Como el verano, ni más ni menos, que engaña con sus días largos como de tiempo amaestrado, que se arrastra sobre sí mismo para crear las capas de sedimento para las fundaciones y los sepulcros. Y mientras ejecuta el embuste, se dedica a socavar las certezas: trayendo, disimulada, la degradación de las cosas: ya todo floreció, apenas si se recoge aquello que requirió más o menos esfuerzo para ser. Y los seres deambulan por ese territorio como si fuese infinito, aunque se sabe, como lo sabe Douglas, (estoy vivo significa, a fin de cuentas, que “un día debo morir”) que todo prescribe. Que ese continente nuevo es tan viejo como toda placa tectónica a la deriva, de la misma manera en que el hombre nuevo está tan atado al flujo de las restricciones acatadas todos los hombre que fueron antes que él – así como está ligado a las viejas memorias que se creían (o se pretendían) ajenas, improbables, meros cuentos caniculares a la sombra de un porche o un salón con olor a muerte suave; y que son como una muesca hereditaria.

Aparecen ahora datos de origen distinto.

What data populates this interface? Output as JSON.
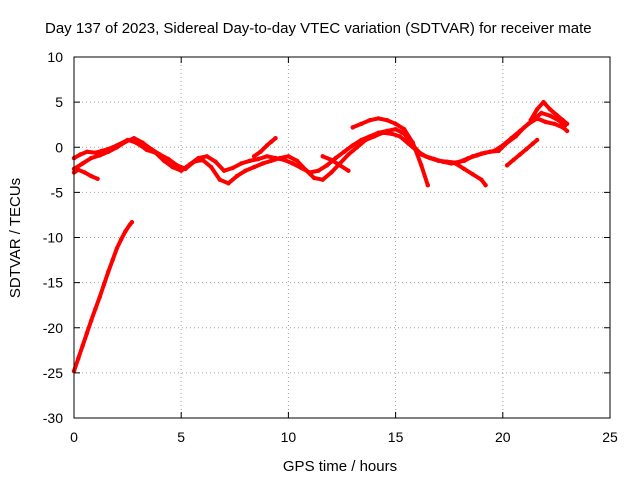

Esa pretensión de nacer aún después de haber nacido, de andar por la vida un poco zenonianamente contra el tiempo, colisiona invariablemente contra los equinoccios y los desgastes. Y, es que da igual las denominaciones que uno se invente, nuevo o viejo, continente u hombre; éstos tienen los elementos que tienen y la edad que tienen; que es lo mismo que decir que tienen la duración que tienen: un verano, apenas.

De nada sirve, pues, aferrarse a la estación, a la infancia, a la ilusión, y hacer de cuenta que el tiempo se detiene o al menos se retrasa: que nos obedece levemente. Pero, aún así, no podemos evitar hacerlo, como si las memorias que nos ofrecemos fuesen fieles testimonios de lo que fuimos.

“Las albas de junio, los mediodías de julio, las noches de agosto habían terminado, concluido, desapareciendo para siempre, pero quedándose allí, en el interior de su cabeza. Ahora, todo un otoño, un invierno blanco, una primavera fresca y verde para sacar las sumas y totales del verano pasado. Y si olvidaba, allí estaba el vino almacenado en el sótano, numerado de día en día. Iría allí a menudo, miraría el sol de frente hasta que no pudiera mirar más, y luego cerraría los ojos y estudiaría las manchas, las cicatrices que le bailarían en los párpados tibios. Y arreglaría una y otra vez todos los juegos y reflejos hasta que el dibujo se aclarara”.

Así se quedó dormido Douglas. Así, acaso, nos vamos durmiendo todos, tratando de aclarar las imágenes de nuestros vínculos con la vida, como si ese acto estirara nuestra horas.